Crypto collapse also harms several stocks exposed to the industry. Broker Coinbase fell 17% on Monday and more than 65% this year. Robinhood, which also allows people to buy and sell some cryptocurrencies, fell more than 45% in 2022.
And shares of several cryptocurrency miners, companies running servers that solve complex mathematical puzzles needed to generate new bitcoins and other cryptocurrencies, have also fallen. Hive Blockchain (HVBTF), Marathon Digital Holdings (MARA) and Riot Blockchain (REBELLION) all are down between 50% and 60% this year.
The huge withdrawal of these and other technology stocks on the rise is another sign of a rapid change in market sentiment this year. The CNN Business Fear and Greed Index, which measures seven indicators of market sentiment, is in the area of extreme fear.

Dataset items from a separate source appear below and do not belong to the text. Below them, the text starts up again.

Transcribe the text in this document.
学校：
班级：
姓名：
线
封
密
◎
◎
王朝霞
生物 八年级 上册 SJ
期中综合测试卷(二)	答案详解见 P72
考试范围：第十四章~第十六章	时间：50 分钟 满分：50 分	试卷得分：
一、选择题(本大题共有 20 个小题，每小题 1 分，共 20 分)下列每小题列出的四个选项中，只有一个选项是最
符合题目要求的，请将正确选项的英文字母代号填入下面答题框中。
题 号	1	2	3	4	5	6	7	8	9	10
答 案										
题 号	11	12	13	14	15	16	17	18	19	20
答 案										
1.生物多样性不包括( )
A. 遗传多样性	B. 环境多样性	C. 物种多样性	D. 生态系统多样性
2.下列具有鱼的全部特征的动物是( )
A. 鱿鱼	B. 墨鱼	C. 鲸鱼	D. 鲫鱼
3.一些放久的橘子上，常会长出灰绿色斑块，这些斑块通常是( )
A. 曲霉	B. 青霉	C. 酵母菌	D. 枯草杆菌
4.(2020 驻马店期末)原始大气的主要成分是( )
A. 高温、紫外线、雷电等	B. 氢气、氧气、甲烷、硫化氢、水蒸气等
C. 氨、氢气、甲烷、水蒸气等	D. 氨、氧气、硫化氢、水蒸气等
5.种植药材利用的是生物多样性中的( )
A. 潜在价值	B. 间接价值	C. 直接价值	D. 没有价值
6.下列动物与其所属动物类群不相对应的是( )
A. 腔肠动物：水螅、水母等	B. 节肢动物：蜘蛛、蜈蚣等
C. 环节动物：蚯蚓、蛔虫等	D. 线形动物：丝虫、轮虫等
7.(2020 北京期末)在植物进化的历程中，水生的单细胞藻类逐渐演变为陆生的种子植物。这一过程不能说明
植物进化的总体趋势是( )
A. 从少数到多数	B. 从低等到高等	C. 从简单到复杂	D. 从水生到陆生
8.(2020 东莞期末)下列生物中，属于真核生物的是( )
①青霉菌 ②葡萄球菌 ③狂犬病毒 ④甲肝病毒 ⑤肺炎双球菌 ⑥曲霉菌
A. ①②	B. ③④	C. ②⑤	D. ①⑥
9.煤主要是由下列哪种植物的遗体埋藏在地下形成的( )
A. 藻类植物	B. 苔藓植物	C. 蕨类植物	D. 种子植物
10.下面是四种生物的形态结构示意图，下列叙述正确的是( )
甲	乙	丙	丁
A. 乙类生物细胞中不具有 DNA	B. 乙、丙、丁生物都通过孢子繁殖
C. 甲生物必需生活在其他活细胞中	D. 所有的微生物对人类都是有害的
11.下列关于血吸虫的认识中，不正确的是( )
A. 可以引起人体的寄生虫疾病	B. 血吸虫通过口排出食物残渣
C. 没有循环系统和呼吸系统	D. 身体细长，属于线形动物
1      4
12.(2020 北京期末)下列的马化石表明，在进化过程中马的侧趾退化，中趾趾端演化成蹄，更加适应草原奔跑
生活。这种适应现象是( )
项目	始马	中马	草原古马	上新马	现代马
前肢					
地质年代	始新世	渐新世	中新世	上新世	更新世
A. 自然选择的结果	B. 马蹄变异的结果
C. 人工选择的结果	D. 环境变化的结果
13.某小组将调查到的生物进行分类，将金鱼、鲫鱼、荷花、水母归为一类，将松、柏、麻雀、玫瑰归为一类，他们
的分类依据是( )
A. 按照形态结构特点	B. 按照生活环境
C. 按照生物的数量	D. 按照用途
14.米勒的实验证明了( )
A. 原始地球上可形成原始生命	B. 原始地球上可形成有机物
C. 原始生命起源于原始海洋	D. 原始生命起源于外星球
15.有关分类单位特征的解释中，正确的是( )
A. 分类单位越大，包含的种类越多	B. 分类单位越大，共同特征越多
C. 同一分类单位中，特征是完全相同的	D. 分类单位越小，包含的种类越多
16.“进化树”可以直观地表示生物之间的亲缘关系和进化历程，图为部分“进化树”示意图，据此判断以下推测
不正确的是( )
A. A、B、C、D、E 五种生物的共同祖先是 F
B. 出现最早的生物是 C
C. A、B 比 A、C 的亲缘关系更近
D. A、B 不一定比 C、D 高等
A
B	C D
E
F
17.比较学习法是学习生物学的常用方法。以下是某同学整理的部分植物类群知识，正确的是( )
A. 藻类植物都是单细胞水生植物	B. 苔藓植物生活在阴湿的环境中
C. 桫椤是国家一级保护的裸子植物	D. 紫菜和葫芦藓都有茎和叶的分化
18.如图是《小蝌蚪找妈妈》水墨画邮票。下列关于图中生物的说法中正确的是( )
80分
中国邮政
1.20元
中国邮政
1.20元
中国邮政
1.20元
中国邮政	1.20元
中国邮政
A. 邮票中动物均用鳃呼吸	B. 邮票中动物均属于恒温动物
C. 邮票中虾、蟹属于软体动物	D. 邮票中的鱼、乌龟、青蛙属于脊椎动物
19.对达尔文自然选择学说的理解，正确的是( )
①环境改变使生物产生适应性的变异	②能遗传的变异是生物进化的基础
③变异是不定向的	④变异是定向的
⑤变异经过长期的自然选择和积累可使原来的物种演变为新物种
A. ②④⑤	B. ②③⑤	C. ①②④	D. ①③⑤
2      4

Investors could continue to avoid volatile cryptocurrencies in favor of safe havens, such as blue-chip stocks that pay dividends.
Traders are “more reluctant to accept the additional risk associated with the cryptosphere,” Tammy Da Costa, an analyst at DailyFX, said in a report.
She added that “the future of individual coins or tokens remains doubtful” and that “rising interest rates are likely to jeopardize short-term earning potential” in bitcoin, ethereum and other established cryptocurrencies.